Dicen que el motivo de su marcha no fue que pretendiese llevarnos a los alumnos de excursión a ver el mar con cargo a las arcas municipales, ni aquel poema del rojo Machado sobre las moscas que nos hizo aprendernos de memoria, ni los celos de las madres hartas de oír en boca de sus críos el nombre de doña Adela para arriba y para abajo, ni siquiera los informes que el secretario iba solicitando a hurtadillas  sobre su familia y su afección al Régimen y su conducta en anteriores destinos. Todo vino, más tarde lo supimos, por culpa de una petición formal que doña Adela hizo al cura párroco rogándole que los restos mortales del padre de mi tía Adoración, a la sazón mi abuelo, ametrallado años atrás contra la tapia del cementerio, fueran exhumados de la vergonzante fosa común y enterrados en sagrado junto a los de su esposa.

La nueva maestra enviada por el Ministerio para sustituirla se negó a estrecharle la mano en el relevo.
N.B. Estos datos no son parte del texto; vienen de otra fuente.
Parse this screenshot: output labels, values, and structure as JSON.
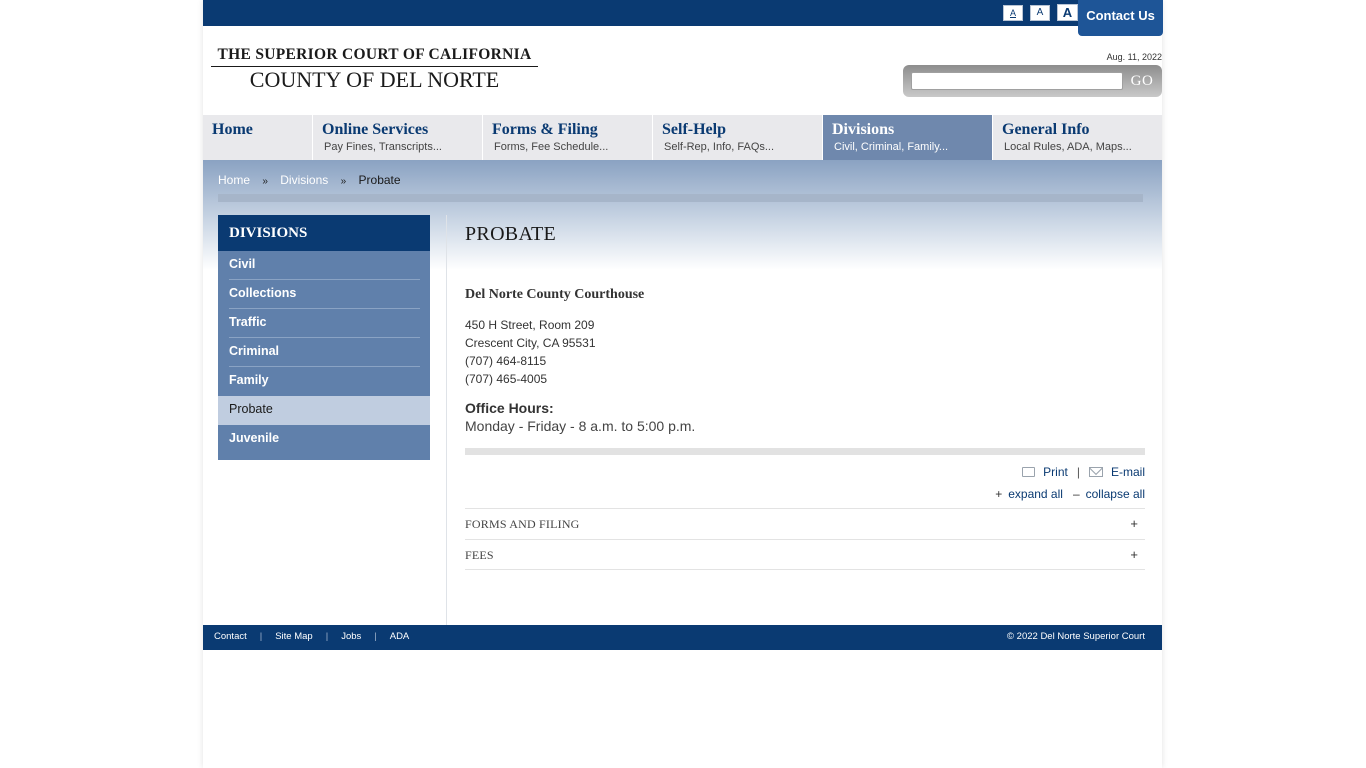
{
  "header": {
    "font_sizes": [
      "A",
      "A",
      "A"
    ],
    "contact_label": "Contact Us",
    "logo_line1": "THE SUPERIOR COURT OF CALIFORNIA",
    "logo_line2": "COUNTY OF DEL NORTE",
    "date": "Aug. 11, 2022",
    "search_placeholder": "",
    "search_go": "GO"
  },
  "nav": [
    {
      "title": "Home",
      "sub": ""
    },
    {
      "title": "Online Services",
      "sub": "Pay Fines, Transcripts..."
    },
    {
      "title": "Forms & Filing",
      "sub": "Forms, Fee Schedule..."
    },
    {
      "title": "Self-Help",
      "sub": "Self-Rep, Info, FAQs..."
    },
    {
      "title": "Divisions",
      "sub": "Civil, Criminal, Family..."
    },
    {
      "title": "General Info",
      "sub": "Local Rules, ADA, Maps..."
    }
  ],
  "breadcrumb": {
    "items": [
      "Home",
      "Divisions"
    ],
    "separator": "»",
    "current": "Probate"
  },
  "sidebar": {
    "heading": "DIVISIONS",
    "items": [
      "Civil",
      "Collections",
      "Traffic",
      "Criminal",
      "Family",
      "Probate",
      "Juvenile"
    ],
    "active": "Probate"
  },
  "main": {
    "title": "PROBATE",
    "location_name": "Del Norte County Courthouse",
    "address_lines": [
      "450 H Street, Room 209",
      "Crescent City, CA 95531",
      "(707) 464-8115",
      "(707) 465-4005"
    ],
    "hours_label": "Office Hours:",
    "hours_value": "Monday - Friday - 8 a.m. to 5:00 p.m.",
    "tools": {
      "print": "Print",
      "separator": "|",
      "email": "E-mail"
    },
    "expand_all": "expand all",
    "collapse_all": "collapse all",
    "expand_symbol": "+",
    "collapse_symbol": "–",
    "accordion": [
      {
        "title": "FORMS AND FILING",
        "toggle": "+"
      },
      {
        "title": "FEES",
        "toggle": "+"
      }
    ]
  },
  "footer": {
    "links": [
      "Contact",
      "Site Map",
      "Jobs",
      "ADA"
    ],
    "separator": "|",
    "copyright": "© 2022 Del Norte Superior Court"
  },
  "colors": {
    "primary": "#0a3a72",
    "nav_active": "#6f88ad",
    "sidebar": "#6080ab",
    "sidebar_active": "#c0cde0"
  }
}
Pero en su camino de regreso hacia la parada del coche de línea la acompañamos todos los niños de la escuela, y los mismos perros que le habían ladrado a su llegada, pugnaban ahora por lamerle las manos. Cuando el autobús rugió y comenzó a descender ruidosamente hacia la carretera con ella dentro, fue como cuando esos oleajes terribles provocados por los volcanes del Pacífico borran como si nada las ínsulas de los mapas. Nos quedamos sin la isla en el pueblo de la noche a la mañana, sin la mansedumbre de su imagen recitando versos o recogiendo por los alrededores minerales o flores. Sólo pura agua interminable y adusta, como el infinito lomo de un monstruo de piel helada y gris.
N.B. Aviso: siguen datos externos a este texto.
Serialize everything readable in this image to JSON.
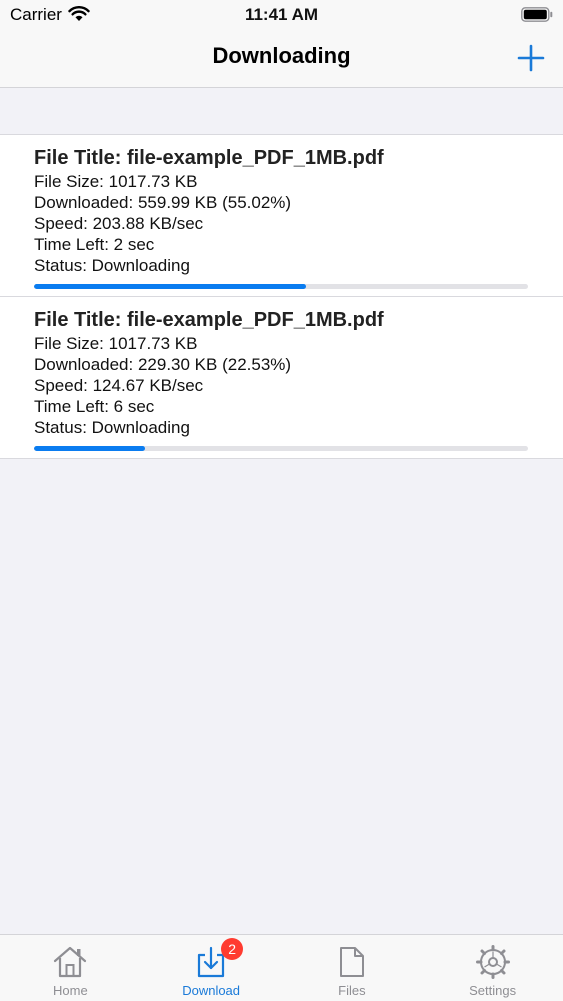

Cuando por primera vez se presentó ante mis ojos toda la majestuosidad de ese Mediterráneo luminoso que a ella le habían impedido mostrarme, no tuve más remedio que volver a pensar en doña Adela y en todas las cosas que aquel curso me enseñó, las coletillas latinas, los viejos libros que acabó por regalarme, las Lecturas agrícolas, de Dantín Cereceda, el Tratado de Aritmética, de don Juan Cortázar, y, por encima de eso, el mundo tras los montes, el sentido de la Historia, la sed de libertad; pero, sobre todo, cómo hay que tratar al miedo cuando aletea cerca si se quiere vivir con la cabeza alta.

Si hoy miro en el interior de un tintero, me veo reflejado sobre esa mínima superficie temblorosa y sé que, bajo mi perpleja imagen estampada en negro, aguardan como dormidas todas las palabras del mundo. La primera, su nombre. El nombre de una isla sumergida.